La panchina – di Vaisecco

L’orologio segnava le 10.20.
Non poteva essere così presto! Forse, nel ritardo di quelle lancette, si mascheravano volutamente quelli accumulati dai treni che giungevano in stazione.
Passò una vita intera prima che riguardasse di nuovo l’orologio: 10.22.
Nel suo disorientato senso della ragione abbozzò un sorriso autocritico per il nervosismo che non riusciva a trattenere, quindi cercò inutilmente di rilassarsi.
Stava ripassando mentalmente la scena che di lì a breve l’avrebbe investito, quasi come se facesse già parte del passato.
Un passato in cui lei era sempre stata presente e futuro, fino a quando la strada della realtà aveva deviato bruscamente da quei sogni che non aveva mai smesso di vivere, come se fossero l’unico contatto rimastogli per non perderla.
Eppure ora stava per arrivare; ancora qualche eterno minuto di attesa e sarebbe scesa da un treno sgangherato che solitamente trasporta migliaia di persone e che, in quest’occasione, ne stava trasportando una sola circondata da un insignificante altro migliaio.
Fece altri due o trecento passi avanti indietro sotto a quell’orologio, poi osò consultarlo: 10.26.
“Ci siamo, si va in scena!” pensò leggermente ad alta voce.
Si cacciò una caramella in bocca, di quelle impossibili da gustare perchè dopo pochi secondi ti restituiscono una bocca anestetizzata dalla menta e ti lasciano quella sensazione di difficoltà nel respirare.
L’urlo del treno in arrivo gli accentuò quel senso di stordimento che l’aiutò a sopravvivere in quel momento.
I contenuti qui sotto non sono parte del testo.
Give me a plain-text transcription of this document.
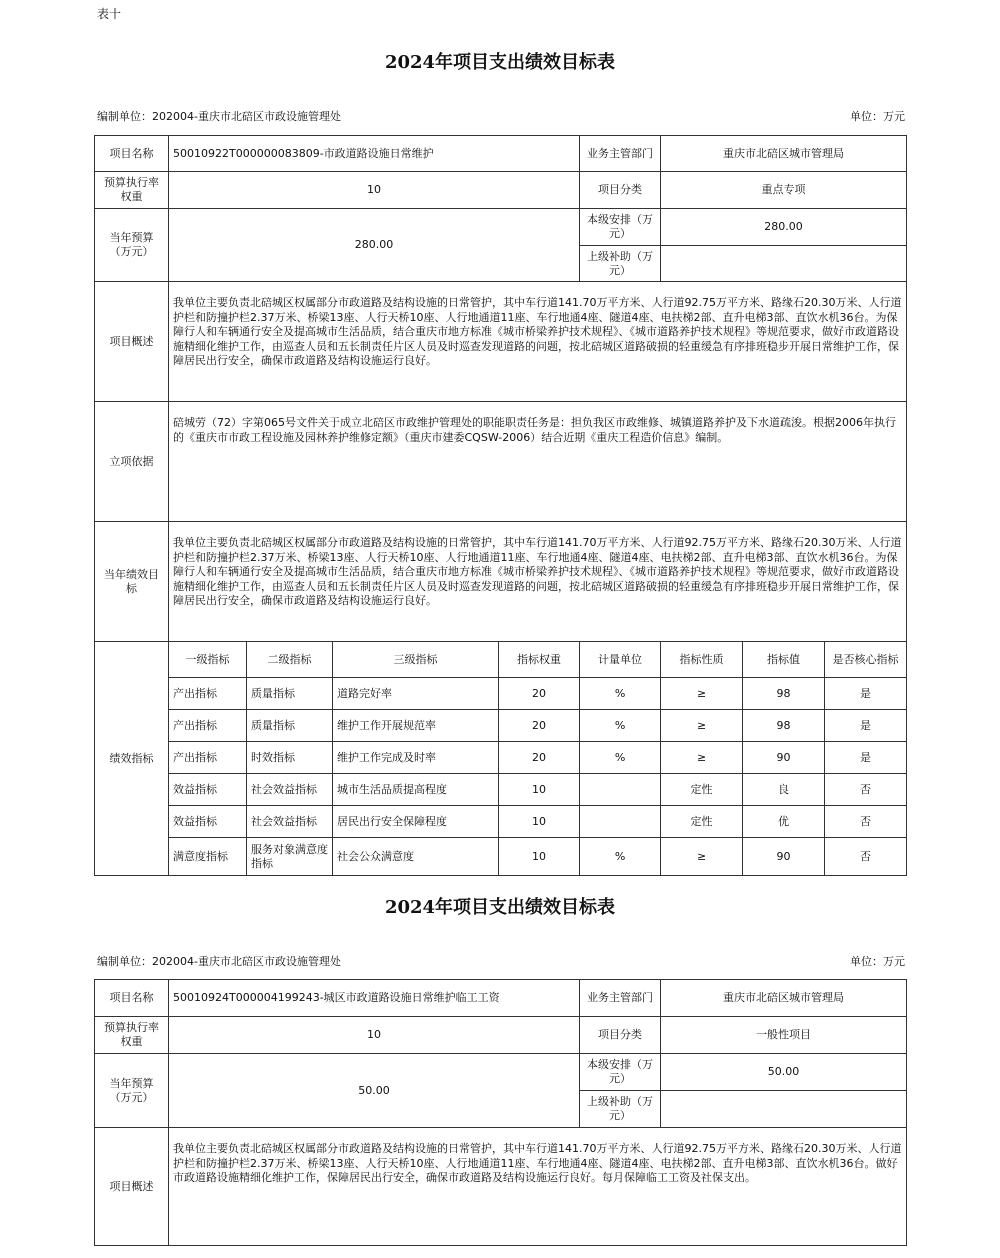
表十
2024年项目支出绩效目标表
编制单位：202004-重庆市北碚区市政设施管理处	单位：万元
项目名称	50010922T000000083809-市政道路设施日常维护				业务主管部门	重庆市北碚区城市管理局		
预算执行率权重	10				项目分类	重点专项		
当年预算（万元）	280.00				本级安排（万元）	280.00		
					上级补助（万元）			
项目概述	我单位主要负责北碚城区权属部分市政道路及结构设施的日常管护，其中车行道141.70万平方米、人行道92.75万平方米、路缘石20.30万米、人行道护栏和防撞护栏2.37万米、桥梁13座、人行天桥10座、人行地通道11座、车行地通4座、隧道4座、电扶梯2部、直升电梯3部、直饮水机36台。为保障行人和车辆通行安全及提高城市生活品质，结合重庆市地方标准《城市桥梁养护技术规程》、《城市道路养护技术规程》等规范要求，做好市政道路设施精细化维护工作，由巡查人员和五长制责任片区人员及时巡查发现道路的问题，按北碚城区道路破损的轻重缓急有序排班稳步开展日常维护工作，保障居民出行安全，确保市政道路及结构设施运行良好。							
立项依据	碚城劳（72）字第065号文件关于成立北碚区市政维护管理处的职能职责任务是：担负我区市政维修、城镇道路养护及下水道疏浚。根据2006年执行的《重庆市市政工程设施及园林养护维修定额》（重庆市建委CQSW-2006）结合近期《重庆工程造价信息》编制。							
当年绩效目标	我单位主要负责北碚城区权属部分市政道路及结构设施的日常管护，其中车行道141.70万平方米、人行道92.75万平方米、路缘石20.30万米、人行道护栏和防撞护栏2.37万米、桥梁13座、人行天桥10座、人行地通道11座、车行地通4座、隧道4座、电扶梯2部、直升电梯3部、直饮水机36台。为保障行人和车辆通行安全及提高城市生活品质，结合重庆市地方标准《城市桥梁养护技术规程》、《城市道路养护技术规程》等规范要求，做好市政道路设施精细化维护工作，由巡查人员和五长制责任片区人员及时巡查发现道路的问题，按北碚城区道路破损的轻重缓急有序排班稳步开展日常维护工作，保障居民出行安全，确保市政道路及结构设施运行良好。							
绩效指标	一级指标	二级指标	三级指标	指标权重	计量单位	指标性质	指标值	是否核心指标
	产出指标	质量指标	道路完好率	20	%	≥	98	是
	产出指标	质量指标	维护工作开展规范率	20	%	≥	98	是
	产出指标	时效指标	维护工作完成及时率	20	%	≥	90	是
	效益指标	社会效益指标	城市生活品质提高程度	10		定性	良	否
	效益指标	社会效益指标	居民出行安全保障程度	10		定性	优	否
	满意度指标	服务对象满意度指标	社会公众满意度	10	%	≥	90	否
2024年项目支出绩效目标表
编制单位：202004-重庆市北碚区市政设施管理处	单位：万元
项目名称	50010924T000004199243-城区市政道路设施日常维护临工工资	业务主管部门	重庆市北碚区城市管理局
预算执行率权重	10	项目分类	一般性项目
当年预算（万元）	50.00	本级安排（万元）	50.00
		上级补助（万元）	
项目概述	我单位主要负责北碚城区权属部分市政道路及结构设施的日常管护，其中车行道141.70万平方米、人行道92.75万平方米、路缘石20.30万米、人行道护栏和防撞护栏2.37万米、桥梁13座、人行天桥10座、人行地通道11座、车行地通4座、隧道4座、电扶梯2部、直升电梯3部、直饮水机36台。做好市政道路设施精细化维护工作，保障居民出行安全，确保市政道路及结构设施运行良好。每月保障临工工资及社保支出。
Quindi risorrise, consapevole che un buon psicologo avrebbe avuto molto da analizzare in quella mente paranoica.

(alcuni anni prima…)

“Ely, dimmi tu che cavolo dovrei fare allora?!?
Hai idea di cosa provi ogni volta che ti chiamo e il tuo telefonino spento mi fa capire che sei con lui? Non ti senti ipocrita a dire di amarmi e poi farmi questo???”
“Non essere crudele, ti prego, conosci quanto me la situazione…non è facile Ale…”
“Che non sia facile ho cominciato a sospettarlo da quando prendo Tavor per spegnere il cervello almeno un paio d’ore al giorno!”
“Gli è appena mancato il padre, proprio non me la sento di fargli questo ora… cerca di capirmi, non mi ha fatto niente di male. Anzi, sono io che devo farmi perdonare troppi torti!”
“Quindi vedi qualcosa di sbagliato in due persone che si amano?”
“Dai, lo sai… abbi ancora pazienza un po’, troverò il modo di sistemare la situazione.”

(alcuni anni prima meno qualche mese…)

Tlic Tlic! Come ogni mattina dell’ultimo anno, la prima cosa che fece una volta sveglia fu accendere il telefonino. L’sms arrivò puntuale come sempre e l’emozione di leggere ciò che lui le donava della sua notte insonne si fece prepotentemente varco fra la sonnolenza.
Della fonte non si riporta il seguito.